Rust generics are often compared to C++ templates:

  • Compile-Time Expansion: Both are expanded at compile time (monomorphization in Rust, template instantiation in C++).
  • Zero-Cost Abstraction: Both generally result in highly efficient specialized code with no runtime overhead compared to non-generic code.

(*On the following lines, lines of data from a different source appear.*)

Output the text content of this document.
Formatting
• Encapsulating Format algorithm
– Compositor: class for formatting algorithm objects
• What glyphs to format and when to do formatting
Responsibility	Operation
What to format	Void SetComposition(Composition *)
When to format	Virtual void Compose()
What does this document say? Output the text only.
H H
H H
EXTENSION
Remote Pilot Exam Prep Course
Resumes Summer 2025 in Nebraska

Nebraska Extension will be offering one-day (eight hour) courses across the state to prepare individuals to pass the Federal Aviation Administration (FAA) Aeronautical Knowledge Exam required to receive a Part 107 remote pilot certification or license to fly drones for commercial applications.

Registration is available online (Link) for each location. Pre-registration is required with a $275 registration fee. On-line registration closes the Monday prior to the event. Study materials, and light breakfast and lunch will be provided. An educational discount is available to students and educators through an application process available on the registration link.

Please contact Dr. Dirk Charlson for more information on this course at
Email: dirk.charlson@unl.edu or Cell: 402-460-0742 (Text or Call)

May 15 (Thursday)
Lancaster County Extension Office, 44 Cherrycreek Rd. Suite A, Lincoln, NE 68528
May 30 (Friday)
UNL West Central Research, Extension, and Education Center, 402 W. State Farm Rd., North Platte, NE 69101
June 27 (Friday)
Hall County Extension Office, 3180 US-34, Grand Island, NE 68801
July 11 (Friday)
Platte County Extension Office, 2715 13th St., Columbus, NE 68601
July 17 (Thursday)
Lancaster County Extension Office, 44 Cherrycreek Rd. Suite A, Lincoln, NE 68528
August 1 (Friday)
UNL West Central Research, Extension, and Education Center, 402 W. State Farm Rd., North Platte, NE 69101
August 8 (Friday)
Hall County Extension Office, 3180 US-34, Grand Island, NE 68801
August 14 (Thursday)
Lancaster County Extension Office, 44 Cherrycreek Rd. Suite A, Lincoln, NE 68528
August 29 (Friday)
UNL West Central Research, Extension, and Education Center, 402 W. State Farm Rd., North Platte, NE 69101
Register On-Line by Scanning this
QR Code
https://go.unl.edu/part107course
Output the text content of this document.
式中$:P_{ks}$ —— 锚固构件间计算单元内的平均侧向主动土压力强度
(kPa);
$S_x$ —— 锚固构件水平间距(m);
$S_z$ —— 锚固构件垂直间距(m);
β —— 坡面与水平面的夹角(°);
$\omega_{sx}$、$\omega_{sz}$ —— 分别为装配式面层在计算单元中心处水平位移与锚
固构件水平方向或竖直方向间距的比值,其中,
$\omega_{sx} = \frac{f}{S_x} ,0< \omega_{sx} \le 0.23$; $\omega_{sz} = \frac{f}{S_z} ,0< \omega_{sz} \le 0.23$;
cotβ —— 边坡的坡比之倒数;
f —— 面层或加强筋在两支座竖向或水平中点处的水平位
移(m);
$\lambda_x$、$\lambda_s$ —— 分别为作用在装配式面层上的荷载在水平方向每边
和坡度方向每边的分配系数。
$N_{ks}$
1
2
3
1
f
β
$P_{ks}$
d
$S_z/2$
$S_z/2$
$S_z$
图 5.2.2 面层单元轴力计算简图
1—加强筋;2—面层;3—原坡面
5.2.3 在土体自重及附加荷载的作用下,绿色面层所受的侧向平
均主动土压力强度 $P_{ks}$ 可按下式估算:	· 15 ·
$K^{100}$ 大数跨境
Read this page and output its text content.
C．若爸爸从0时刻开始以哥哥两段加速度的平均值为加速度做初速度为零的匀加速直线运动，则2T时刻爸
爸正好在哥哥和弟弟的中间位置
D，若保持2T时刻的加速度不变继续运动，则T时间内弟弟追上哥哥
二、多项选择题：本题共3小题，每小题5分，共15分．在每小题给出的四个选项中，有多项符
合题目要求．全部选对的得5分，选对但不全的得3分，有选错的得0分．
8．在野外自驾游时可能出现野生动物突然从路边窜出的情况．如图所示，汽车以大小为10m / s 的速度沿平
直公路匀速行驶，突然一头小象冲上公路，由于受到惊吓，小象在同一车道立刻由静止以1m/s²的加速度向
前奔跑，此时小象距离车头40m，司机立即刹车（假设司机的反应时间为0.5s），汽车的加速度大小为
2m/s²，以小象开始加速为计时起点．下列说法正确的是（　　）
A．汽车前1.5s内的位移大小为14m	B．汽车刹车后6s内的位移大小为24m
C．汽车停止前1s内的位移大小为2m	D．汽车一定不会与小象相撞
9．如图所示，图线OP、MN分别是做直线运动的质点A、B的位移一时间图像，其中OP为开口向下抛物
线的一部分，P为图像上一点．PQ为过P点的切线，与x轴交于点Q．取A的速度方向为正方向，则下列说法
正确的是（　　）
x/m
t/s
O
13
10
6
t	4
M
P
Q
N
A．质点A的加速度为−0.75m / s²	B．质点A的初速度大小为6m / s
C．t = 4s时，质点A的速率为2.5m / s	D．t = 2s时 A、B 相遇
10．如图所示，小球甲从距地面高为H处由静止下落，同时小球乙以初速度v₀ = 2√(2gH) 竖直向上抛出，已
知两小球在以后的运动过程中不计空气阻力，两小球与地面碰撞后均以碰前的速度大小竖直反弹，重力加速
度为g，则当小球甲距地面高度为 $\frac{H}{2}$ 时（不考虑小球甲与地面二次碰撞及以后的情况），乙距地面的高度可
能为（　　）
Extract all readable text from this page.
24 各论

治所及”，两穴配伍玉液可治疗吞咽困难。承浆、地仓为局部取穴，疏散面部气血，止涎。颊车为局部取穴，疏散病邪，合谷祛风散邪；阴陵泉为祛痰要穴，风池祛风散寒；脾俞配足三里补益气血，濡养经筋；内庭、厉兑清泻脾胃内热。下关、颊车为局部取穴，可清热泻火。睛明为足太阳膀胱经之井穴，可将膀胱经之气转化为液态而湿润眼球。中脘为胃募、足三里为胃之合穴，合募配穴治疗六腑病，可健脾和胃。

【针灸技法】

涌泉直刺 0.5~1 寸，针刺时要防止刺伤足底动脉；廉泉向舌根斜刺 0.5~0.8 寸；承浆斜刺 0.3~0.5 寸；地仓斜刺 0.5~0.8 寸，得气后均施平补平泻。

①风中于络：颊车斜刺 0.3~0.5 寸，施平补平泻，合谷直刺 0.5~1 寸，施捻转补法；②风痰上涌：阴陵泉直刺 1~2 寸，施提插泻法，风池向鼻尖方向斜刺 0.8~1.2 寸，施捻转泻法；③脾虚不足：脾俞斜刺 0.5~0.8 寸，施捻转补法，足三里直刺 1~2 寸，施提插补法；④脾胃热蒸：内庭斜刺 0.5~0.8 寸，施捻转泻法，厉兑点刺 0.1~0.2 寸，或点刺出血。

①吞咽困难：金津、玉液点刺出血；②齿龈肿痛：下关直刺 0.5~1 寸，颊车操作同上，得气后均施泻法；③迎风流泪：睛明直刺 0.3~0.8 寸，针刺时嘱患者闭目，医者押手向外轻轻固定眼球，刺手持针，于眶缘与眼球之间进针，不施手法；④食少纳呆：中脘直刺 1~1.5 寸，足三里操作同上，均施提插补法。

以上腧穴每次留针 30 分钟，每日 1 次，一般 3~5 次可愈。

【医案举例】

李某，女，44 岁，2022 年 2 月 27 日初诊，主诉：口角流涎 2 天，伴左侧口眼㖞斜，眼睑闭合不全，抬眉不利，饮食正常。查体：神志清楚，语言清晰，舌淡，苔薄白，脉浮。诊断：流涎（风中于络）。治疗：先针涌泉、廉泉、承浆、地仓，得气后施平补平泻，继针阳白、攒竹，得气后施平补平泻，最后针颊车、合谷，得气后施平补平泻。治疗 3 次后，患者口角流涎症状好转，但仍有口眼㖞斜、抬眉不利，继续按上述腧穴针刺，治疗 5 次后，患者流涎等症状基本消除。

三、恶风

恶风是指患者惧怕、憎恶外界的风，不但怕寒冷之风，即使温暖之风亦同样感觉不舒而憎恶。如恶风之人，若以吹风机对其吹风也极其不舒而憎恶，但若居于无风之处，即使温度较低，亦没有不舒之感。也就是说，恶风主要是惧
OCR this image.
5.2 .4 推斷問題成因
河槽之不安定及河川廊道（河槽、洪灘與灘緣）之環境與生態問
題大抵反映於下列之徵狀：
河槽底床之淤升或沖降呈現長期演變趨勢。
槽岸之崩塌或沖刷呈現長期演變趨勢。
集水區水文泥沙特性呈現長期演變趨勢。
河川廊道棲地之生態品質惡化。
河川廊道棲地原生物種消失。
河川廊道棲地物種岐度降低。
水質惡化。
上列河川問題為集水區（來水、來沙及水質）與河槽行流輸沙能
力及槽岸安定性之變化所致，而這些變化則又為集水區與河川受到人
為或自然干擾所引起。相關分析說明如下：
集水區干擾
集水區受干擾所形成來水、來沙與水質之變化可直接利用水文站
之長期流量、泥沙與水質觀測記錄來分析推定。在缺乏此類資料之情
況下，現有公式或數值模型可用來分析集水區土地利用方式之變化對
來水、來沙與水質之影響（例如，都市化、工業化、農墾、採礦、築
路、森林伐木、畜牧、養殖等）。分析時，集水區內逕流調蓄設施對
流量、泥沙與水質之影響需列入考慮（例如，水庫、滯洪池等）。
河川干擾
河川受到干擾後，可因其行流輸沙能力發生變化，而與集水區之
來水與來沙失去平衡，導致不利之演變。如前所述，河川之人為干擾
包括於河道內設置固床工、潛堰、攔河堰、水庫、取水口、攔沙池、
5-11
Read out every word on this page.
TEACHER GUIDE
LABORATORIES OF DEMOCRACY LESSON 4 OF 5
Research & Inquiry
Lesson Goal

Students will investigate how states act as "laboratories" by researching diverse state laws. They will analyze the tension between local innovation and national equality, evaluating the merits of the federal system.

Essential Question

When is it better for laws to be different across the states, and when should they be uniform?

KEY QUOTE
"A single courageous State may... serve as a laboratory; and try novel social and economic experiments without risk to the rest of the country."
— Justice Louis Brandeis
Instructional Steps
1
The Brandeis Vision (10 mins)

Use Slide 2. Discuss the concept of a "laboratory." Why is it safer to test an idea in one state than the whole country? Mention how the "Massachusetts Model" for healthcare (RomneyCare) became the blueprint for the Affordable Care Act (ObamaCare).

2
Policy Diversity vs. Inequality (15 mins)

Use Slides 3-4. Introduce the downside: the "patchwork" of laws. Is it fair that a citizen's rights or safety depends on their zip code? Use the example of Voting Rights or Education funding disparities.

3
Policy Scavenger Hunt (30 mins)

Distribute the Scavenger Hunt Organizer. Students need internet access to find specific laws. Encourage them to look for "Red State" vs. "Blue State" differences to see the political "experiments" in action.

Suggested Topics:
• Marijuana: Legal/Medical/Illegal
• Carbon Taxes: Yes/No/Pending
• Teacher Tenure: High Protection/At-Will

  • Type Checking: Rust generics require trait bounds to be explicitly satisfied before monomorphization (using : or where clauses). This checks that the required methods/capabilities exist for the type parameter T itself. If the bounds are met, the generic function body is type-checked once abstractly. This typically leads to clearer error messages originating from the point of definition or the unsatisfied bound. C++ templates traditionally use “duck typing,” where type checking happens during instantiation. Errors might only surface deep within the template code when a specific operation fails for a given concrete type, sometimes leading to complex error messages.
  • Concepts vs. Traits: C++20 Concepts aim to provide similar pre-checking capabilities as Rust’s trait bounds, allowing constraints on template parameters to be specified and checked earlier.
  • Specialization: C++ templates support extensive specialization capabilities. Rust’s support for specialization is currently limited and considered unstable, though similar effects can sometimes be achieved using other mechanisms like trait object dispatch or careful trait implementation choices.